Thanks to its proximity to Mexico and diverse population, Austin’s food scene is one of its crowning achievements. The taco trucks and Middle-Eastern delis here have fundamentally changed the way I eat and cook. But there’s still plenty of material for comment when it comes to groceries. Scallions (formerly spring onions) stay inexplicably fresh for weeks at a time in the fridge instead of promptly withering like back home. Affordability forces us to buy suspiciously homogenous rubbery loaves of one dollar bread that squeak when cut and last for weeks despite the heat. Entire supermarket aisles are dedicated to different editions of Lunchables, Cheez-Its, or gallons of radioactive coloured sodas. I’m deeply suspicious about beverages named simply for their colour. I’ll still miss the diverse culinary offerings of this city. 

“Mentally, you brace yourself for the ending of the novel. As you’re reading, you’re aware of the fact that there’s only a page or two left… and you get ready to close it” (p. 251) 

While Changing Places’ ending wasn’t intrinsically related to the exchange process plot, it’s a part of his book that has stuck with me. Lodge’s final chapter concludes suddenly in a protest against the predictable imminence of books’ endings, signaled by the “telltale compression of the pages” (p. 251). Isn’t there something deeper to be said here, though, when considering visits abroad? You’re on a timer. Your story has a set end point. In many cases, your flights home are booked before you even land. 

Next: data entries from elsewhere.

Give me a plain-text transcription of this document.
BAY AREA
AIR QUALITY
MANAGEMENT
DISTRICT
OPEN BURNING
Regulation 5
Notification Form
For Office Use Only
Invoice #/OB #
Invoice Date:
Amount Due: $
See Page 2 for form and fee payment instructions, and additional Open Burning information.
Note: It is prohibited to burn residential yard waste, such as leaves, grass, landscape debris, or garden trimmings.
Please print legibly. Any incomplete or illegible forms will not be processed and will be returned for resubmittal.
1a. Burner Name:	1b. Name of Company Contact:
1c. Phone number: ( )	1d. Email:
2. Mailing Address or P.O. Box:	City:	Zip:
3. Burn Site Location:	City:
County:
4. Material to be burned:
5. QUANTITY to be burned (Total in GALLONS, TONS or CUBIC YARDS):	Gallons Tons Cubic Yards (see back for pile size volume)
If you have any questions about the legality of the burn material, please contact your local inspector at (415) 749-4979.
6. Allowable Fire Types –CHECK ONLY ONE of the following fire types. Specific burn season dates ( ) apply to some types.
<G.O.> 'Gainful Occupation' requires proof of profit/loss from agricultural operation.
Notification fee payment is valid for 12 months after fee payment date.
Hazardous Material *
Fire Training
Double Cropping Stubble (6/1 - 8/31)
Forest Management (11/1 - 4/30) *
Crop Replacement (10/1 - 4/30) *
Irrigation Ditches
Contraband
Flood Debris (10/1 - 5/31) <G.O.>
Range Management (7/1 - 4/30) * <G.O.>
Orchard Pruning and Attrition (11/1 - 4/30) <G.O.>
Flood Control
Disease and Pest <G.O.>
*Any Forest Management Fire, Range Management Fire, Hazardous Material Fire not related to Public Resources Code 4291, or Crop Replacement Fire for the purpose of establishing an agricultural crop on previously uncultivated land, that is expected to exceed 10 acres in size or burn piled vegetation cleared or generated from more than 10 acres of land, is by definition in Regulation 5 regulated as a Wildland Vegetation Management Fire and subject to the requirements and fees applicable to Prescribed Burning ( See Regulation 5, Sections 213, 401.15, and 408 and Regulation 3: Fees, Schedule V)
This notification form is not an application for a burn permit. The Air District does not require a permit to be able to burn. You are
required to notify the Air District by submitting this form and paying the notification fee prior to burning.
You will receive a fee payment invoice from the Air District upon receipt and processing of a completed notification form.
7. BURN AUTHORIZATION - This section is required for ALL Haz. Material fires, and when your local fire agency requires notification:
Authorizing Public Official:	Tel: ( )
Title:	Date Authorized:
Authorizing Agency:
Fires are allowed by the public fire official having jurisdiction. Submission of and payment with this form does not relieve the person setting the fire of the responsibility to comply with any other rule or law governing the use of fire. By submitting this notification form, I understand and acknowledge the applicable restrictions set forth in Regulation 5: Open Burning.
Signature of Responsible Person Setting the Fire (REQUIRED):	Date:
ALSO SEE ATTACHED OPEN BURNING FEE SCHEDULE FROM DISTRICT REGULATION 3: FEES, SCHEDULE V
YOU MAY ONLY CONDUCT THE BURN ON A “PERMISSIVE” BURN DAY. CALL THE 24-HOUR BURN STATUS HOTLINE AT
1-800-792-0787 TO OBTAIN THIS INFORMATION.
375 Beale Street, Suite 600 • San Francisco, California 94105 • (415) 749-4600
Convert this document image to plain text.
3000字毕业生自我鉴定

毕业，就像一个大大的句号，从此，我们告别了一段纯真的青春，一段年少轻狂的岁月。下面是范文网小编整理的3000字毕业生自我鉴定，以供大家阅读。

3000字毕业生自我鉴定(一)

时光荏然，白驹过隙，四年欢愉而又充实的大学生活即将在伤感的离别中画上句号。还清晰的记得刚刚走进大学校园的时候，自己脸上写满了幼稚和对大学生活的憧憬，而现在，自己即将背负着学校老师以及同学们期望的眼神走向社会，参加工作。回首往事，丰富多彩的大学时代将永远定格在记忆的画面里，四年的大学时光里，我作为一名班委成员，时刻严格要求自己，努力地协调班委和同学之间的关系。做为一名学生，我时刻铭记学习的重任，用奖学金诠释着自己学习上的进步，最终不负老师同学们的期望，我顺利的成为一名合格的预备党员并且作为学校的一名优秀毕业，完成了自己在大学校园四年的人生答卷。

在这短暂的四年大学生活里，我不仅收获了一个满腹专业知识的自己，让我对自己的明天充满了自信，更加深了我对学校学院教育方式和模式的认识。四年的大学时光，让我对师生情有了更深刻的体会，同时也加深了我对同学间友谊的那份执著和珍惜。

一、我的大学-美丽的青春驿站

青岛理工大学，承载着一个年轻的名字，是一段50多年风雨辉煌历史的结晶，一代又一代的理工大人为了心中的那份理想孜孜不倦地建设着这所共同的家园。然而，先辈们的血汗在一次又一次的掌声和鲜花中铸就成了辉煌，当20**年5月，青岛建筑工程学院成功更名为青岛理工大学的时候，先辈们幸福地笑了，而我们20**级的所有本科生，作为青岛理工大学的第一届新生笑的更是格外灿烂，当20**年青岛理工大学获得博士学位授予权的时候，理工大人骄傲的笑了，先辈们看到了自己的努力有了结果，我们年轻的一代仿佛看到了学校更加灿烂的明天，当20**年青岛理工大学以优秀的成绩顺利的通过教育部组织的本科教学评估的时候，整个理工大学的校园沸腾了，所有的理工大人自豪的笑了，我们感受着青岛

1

Of course, the impermanence of your exchange frames the way you view it. This can definitely be positive—you throw yourself into more things as you won’t ever be able to again: you go to concerts, you attend events, you join associations. But I think at the same time, you remain a little withdrawn, with eyes always on the future. My British roommate and I have had the same version of this conversation time and time again: “There’s no point getting a car, we’ll be gone in a few months,” “do we need to decorate? We’ll be gone this time next year.” 

This is something I’ve talked over with our new local friends as well, particularly in the context of America’s politics. “It’s easy for you guys, you can go home at the end of the year,” one friend reminded us during a conversation about Trump’s re-election. And it’s true. As exchange students, we have a unique position as insulated observers of American society and politics. It’s important not to lose sight of its very real consequences. One can’t view American politics as a spectator sport, or an object of study when it changes, prioritises, and invalidates individuals’ lives.

“The End” (p. 251) 

A year abroad is a finite stage of life, but my ending in Austin is still a while off. It’s important to strike a balance between consideration for the future, and enjoying the now. When else will I have an opportunity to live in a vibrant and dynamic city like Austin? I should enjoy it to the fullest. I decorated my room. 

Unlike my time in Austin though, Changing Places fell short for me. While entertaining and readable, its underwhelming denouement of a semi-misogynistic wife-swap completely disappointed me. Here was an opportunity to do something big, to chart deep differences between the UK and the US both on and off the campus. Granted, the book is a product of the mid-20th century. Much of US/UK culture has moved and even aligned in the contemporary, but Lodge even fails to make meaningful contemporary comparisons. It’s almost as if reading a book doesn’t provide all the answers. And experiencing Austin in real time has given me much more than a novel ever could.